Summary
This article explains what Multifactor Authentication (MFA) is and how it is used in relation to employee CCS Accounts and student Bigfoot Accounts.
Related Articles
MFA – Configuration for Microsoft 365 Accounts
Frequently Asked Questions (FAQs)
What is MFA?
Multifactor Authentication (MFA), also referred to as Two-Factor Authentication (2FA), is a method of authenticating user accounts by requiring multiple pieces of identification for successful login. It reduces the risk of an account being compromised.
Is MFA required at CCS?
The Community Colleges of Spokane requires MFA with several Microsoft 365 login scenarios for both employees and students.
Why is MFA necessary at CCS?
Multifactor Authentication makes stealing account credentials more difficult. With MFA enabled, knowing an account username and password is inadequate to authenticate without also possessing another authentication factor. IT expects a drastic reduction of unauthorized account access after MFA is activated.

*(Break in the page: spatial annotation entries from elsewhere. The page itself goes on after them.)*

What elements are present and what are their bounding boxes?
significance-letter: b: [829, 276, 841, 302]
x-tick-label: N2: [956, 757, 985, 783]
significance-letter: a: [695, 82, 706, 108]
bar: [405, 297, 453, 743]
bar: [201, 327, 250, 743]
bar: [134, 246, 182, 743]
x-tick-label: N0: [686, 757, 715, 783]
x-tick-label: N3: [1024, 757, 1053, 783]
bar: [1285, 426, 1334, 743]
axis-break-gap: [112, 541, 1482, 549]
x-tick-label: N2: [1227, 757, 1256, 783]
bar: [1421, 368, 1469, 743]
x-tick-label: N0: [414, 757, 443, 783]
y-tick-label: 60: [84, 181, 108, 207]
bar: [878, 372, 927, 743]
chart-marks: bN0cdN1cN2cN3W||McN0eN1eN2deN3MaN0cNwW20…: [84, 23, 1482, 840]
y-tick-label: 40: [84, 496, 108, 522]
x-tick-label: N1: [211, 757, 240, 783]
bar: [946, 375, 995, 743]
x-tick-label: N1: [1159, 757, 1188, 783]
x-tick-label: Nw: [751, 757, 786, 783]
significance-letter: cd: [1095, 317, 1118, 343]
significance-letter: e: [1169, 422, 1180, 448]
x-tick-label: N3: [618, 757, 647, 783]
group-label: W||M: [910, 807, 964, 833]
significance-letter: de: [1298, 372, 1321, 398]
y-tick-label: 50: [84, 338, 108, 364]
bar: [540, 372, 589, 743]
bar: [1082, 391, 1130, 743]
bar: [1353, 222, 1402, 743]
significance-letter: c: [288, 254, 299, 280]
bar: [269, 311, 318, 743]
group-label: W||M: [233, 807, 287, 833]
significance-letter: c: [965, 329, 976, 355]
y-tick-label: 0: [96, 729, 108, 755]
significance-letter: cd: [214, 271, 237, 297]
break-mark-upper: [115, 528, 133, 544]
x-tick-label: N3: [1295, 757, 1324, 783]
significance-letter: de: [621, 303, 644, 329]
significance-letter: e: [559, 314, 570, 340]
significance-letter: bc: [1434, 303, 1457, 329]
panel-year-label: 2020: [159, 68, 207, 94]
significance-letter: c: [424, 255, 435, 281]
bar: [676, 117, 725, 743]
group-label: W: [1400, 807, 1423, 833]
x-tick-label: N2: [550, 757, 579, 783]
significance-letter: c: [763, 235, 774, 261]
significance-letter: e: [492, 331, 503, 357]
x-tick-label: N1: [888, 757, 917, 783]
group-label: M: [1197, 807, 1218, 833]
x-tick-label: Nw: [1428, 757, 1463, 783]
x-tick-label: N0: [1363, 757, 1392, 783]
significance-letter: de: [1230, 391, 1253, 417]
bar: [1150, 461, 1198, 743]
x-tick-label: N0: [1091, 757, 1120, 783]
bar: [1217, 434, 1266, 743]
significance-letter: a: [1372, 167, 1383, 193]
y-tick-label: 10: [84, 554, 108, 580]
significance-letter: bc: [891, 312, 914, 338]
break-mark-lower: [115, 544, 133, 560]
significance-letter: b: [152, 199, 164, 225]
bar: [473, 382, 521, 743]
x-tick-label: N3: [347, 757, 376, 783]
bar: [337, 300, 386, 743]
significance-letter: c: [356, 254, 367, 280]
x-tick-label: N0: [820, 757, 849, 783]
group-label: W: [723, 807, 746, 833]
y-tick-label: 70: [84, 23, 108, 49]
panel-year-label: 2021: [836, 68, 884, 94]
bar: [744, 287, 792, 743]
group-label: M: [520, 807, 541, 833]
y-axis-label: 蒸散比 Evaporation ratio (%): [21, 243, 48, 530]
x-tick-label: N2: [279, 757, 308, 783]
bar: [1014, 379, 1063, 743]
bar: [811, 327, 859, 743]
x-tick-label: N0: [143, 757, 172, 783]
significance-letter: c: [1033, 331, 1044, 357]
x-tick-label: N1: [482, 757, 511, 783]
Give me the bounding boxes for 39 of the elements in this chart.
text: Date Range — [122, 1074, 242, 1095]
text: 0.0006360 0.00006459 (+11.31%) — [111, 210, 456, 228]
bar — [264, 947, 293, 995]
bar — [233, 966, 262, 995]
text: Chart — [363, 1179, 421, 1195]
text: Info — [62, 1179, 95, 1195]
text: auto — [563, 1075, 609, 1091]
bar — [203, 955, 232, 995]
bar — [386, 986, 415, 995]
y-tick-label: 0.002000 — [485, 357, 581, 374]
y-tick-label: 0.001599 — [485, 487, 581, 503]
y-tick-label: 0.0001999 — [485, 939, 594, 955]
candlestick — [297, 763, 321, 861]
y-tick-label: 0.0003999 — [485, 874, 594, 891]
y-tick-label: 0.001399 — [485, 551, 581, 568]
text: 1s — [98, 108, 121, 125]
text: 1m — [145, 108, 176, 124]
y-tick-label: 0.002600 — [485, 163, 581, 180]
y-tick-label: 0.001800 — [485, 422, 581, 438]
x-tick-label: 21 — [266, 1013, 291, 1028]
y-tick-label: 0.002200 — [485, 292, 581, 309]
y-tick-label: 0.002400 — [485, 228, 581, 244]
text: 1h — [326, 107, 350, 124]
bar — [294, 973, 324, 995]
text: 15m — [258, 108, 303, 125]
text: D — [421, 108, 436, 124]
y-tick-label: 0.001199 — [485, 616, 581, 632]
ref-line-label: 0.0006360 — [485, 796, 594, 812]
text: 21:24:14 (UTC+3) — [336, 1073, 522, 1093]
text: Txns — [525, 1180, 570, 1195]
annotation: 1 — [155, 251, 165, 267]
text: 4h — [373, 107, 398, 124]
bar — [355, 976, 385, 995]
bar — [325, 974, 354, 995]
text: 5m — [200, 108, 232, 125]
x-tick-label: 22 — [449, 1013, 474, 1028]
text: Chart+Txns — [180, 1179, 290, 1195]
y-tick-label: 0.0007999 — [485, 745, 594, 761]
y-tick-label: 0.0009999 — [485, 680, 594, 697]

What Microsoft 365 login scenarios require MFA at CCS?
CCS requires MFA with the following Microsoft 365 scenarios:
On-Campus |
Off-Campus |
Changing your password for Microsoft 365 |
Changing your password for Microsoft 365 |
|
Logging into Microsoft 365 |
|
Logging into Teams |
What forms of identification does CCS require with MFA?
At the Community Colleges of Spokane, successful login with MFA requires a piece of identification from two of the following three categories:
Category |
Examples |
Something the user knows |
Password |
Something the user has |
Authenticator app (e.g. Microsoft Authenticator) One-time code/password (e.g. text sent to a mobile phone) |
Something the user is |
Voice recognition Fingerprint scan Retina scan |
For the first authentication factor, the most common scenario involves a username and password (something the user knows).
For the second authentication factor (something the user has), every employee has a choice of what to use, including:
- Mobile phone with ability to receive an SMS/text message
- Device (mobile phone, tablet, computer) with an authenticator application installed
For login scenarios requiring MFA, is an additional authentication factor required every time an employee or student logs in?
Not necessarily. When authenticating a device through multifactor authentication, an option exists to check a box that states Don't ask again for 60 days.
This option only appears at the time of a multifactor authentication prompt. Checking this box allows bypassing multifactor identification for 60 days, but ONLY on the device in which the box is checked. If multiple devices are used which require multifactor authentication, each device needs the box checked to bypass MFA for 60 days. Additionally, other events may still require an additional authentication factor before 60 days elapse. An example includes changing your password.